Discrete data can only take particular values of potentially an infinite number of values. Continuous data is the opposite of discrete data, it is not restricted to defined separate values, but can occupy any value over a continuous range.

This analysis uses the Bin Frequency Table indicator that you must configure further in order to convert continuous data into discrete bins (ranges) according to your needs.

Prerequisite(s): At least one database connection is set in the Profiling perspective of the studio. For further information, see Connecting to a database.

Defining the analysis

  1. In the DQ Repository tree view, expand Metadata and browse to the numerical column you want to analyze.

  2. Right-click the numerical column and select Column Analysis > Discrete data Analysis.

    In this example, you want to convert customer age into a number of discrete bins, or range of age values.

    The [New Analysis] wizard opens.

  3. In the Name field, enter a name for the analysis.


    Avoid using special characters in the item names including:

    "~", "!", "`", "#", "^", "&", "*", "\\", "/", "?", ":", ";", "\"", ".", "(", ")", "'", "¥", "'", """, "«", "»", "<", ">".

    These characters are all replaced with "_" in the file system and you may end up creating duplicate items.

  4. Set the analysis metadata and click Finish.

    The analysis opens in the analysis editor and the Simple Statistics and the Bin Frequency Table indicators are automatically assigned to the numeric column.

  5. Double-click the Bin Frequency Table indicator to open the [Indicator settings] dialog box.

  6. Set the bins minimum and maximum values and the number of bins in the corresponding fields.

    If you set the number of bins is set to 0, no bin is created. The indicator computes the frequency of each value of the column.

  7. Select the Set ranges manually check box.

    The four read-only fields in the lower part of the [Create Bins] dialog box show you the data that Tableau uses to suggest a bin size. You can also consider these values if you want to set a bin size manually.

    Continuous numeric data is aggregated into discrete bins. Four ranges are listed in the table with a suggested bin size. The minimal value is the beginning of the first bin, and the maximal value is the end of the last bin. The size of each bin is determined by dividing the difference between the smallest and the largest values by the number of bins.

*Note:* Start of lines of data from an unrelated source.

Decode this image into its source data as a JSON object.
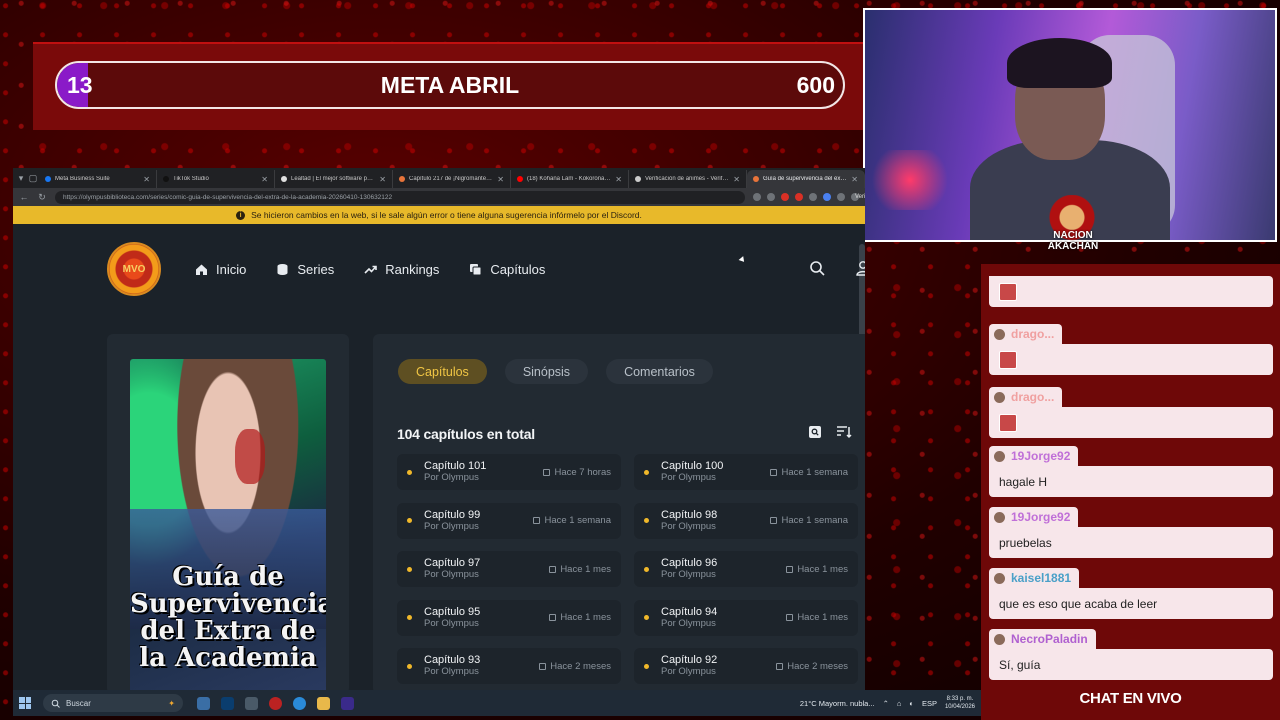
{
  "goal": {
    "current": "13",
    "title": "META ABRIL",
    "target": "600",
    "progress_fraction": 0.022
  },
  "cam_logo_text": "NACION AKACHAN",
  "browser": {
    "tabs": [
      {
        "label": "Meta Business Suite",
        "color": "#1877f2",
        "active": false
      },
      {
        "label": "TikTok Studio",
        "color": "#111111",
        "active": false
      },
      {
        "label": "Lealtad | El mejor software para ...",
        "color": "#e0e0e0",
        "active": false
      },
      {
        "label": "Capítulo 217 de ¡Nigromante, ...",
        "color": "#e8743a",
        "active": false
      },
      {
        "label": "(18) Kohana Lam - Kokoronashi |",
        "color": "#ff0000",
        "active": false
      },
      {
        "label": "Verificación de animes - Verifica...",
        "color": "#cccccc",
        "active": false
      },
      {
        "label": "Guía de supervivencia del extra ...",
        "color": "#e8743a",
        "active": true
      }
    ],
    "url": "https://olympusbiblioteca.com/series/comic-guia-de-supervivencia-del-extra-de-la-academia-20260410-130632122",
    "profile_label": "Verifi"
  },
  "notice": {
    "text": "Se hicieron cambios en la web, si le sale algún error o tiene alguna sugerencia infórmelo por el Discord."
  },
  "site": {
    "logo_text": "MVO",
    "nav": [
      {
        "label": "Inicio",
        "icon": "home-icon"
      },
      {
        "label": "Series",
        "icon": "database-icon"
      },
      {
        "label": "Rankings",
        "icon": "trending-icon"
      },
      {
        "label": "Capítulos",
        "icon": "copy-icon"
      }
    ],
    "cover_title": "Guía de Supervivencia del Extra de la Academia",
    "tabs": [
      "Capítulos",
      "Sinópsis",
      "Comentarios"
    ],
    "active_tab": "Capítulos",
    "count_label": "104 capítulos en total",
    "chapters": [
      {
        "title": "Capítulo 101",
        "by": "Por Olympus",
        "time": "Hace 7 horas"
      },
      {
        "title": "Capítulo 100",
        "by": "Por Olympus",
        "time": "Hace 1 semana"
      },
      {
        "title": "Capítulo 99",
        "by": "Por Olympus",
        "time": "Hace 1 semana"
      },
      {
        "title": "Capítulo 98",
        "by": "Por Olympus",
        "time": "Hace 1 semana"
      },
      {
        "title": "Capítulo 97",
        "by": "Por Olympus",
        "time": "Hace 1 mes"
      },
      {
        "title": "Capítulo 96",
        "by": "Por Olympus",
        "time": "Hace 1 mes"
      },
      {
        "title": "Capítulo 95",
        "by": "Por Olympus",
        "time": "Hace 1 mes"
      },
      {
        "title": "Capítulo 94",
        "by": "Por Olympus",
        "time": "Hace 1 mes"
      },
      {
        "title": "Capítulo 93",
        "by": "Por Olympus",
        "time": "Hace 2 meses"
      },
      {
        "title": "Capítulo 92",
        "by": "Por Olympus",
        "time": "Hace 2 meses"
      }
    ]
  },
  "taskbar": {
    "search_placeholder": "Buscar",
    "weather": "21°C  Mayorm. nubla...",
    "lang": "ESP",
    "time": "8:33 p. m.",
    "date": "10/04/2026"
  },
  "chat": {
    "messages": [
      {
        "user": "",
        "text": "",
        "emote": true,
        "user_color": "#e98aa0"
      },
      {
        "user": "drago...",
        "text": "",
        "emote": true,
        "user_color": "#f0a0a0"
      },
      {
        "user": "drago...",
        "text": "",
        "emote": true,
        "user_color": "#f0a0a0"
      },
      {
        "user": "19Jorge92",
        "text": "hagale H",
        "emote": false,
        "user_color": "#c070d8"
      },
      {
        "user": "19Jorge92",
        "text": "pruebelas",
        "emote": false,
        "user_color": "#c070d8"
      },
      {
        "user": "kaisel1881",
        "text": "que es eso que acaba de leer",
        "emote": false,
        "user_color": "#4aa0c8"
      },
      {
        "user": "NecroPaladin",
        "text": "Sí, guía",
        "emote": false,
        "user_color": "#b060d0"
      }
    ],
    "footer": "CHAT EN VIVO"
  }
}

    You can always modify these values if you want to set a bin size manually. The value in the number of bins field is updated automatically with the new range number.

Running the analysis and accessing the detail analysis results

  1. Run the analysis.

    Each bin acts as a container that summarizes numeric data for a specific range of values.

    A group of graphics display the results in the Graphics panel to the right of the analysis editor.

  2. Click the Analysis Results tab at the bottom of the analysis editor to open the corresponding view.

    The analysis creates age ranges with limited and discrete set of possible values out of an unlimited, continuous range of age values.

  3. Right-click any data row in the result tables or in the charts, the first age range in this example, and select View rows to access a view of the analyzed data.

    The SQL Editor opens listing all customers whose age is between 28 and 39.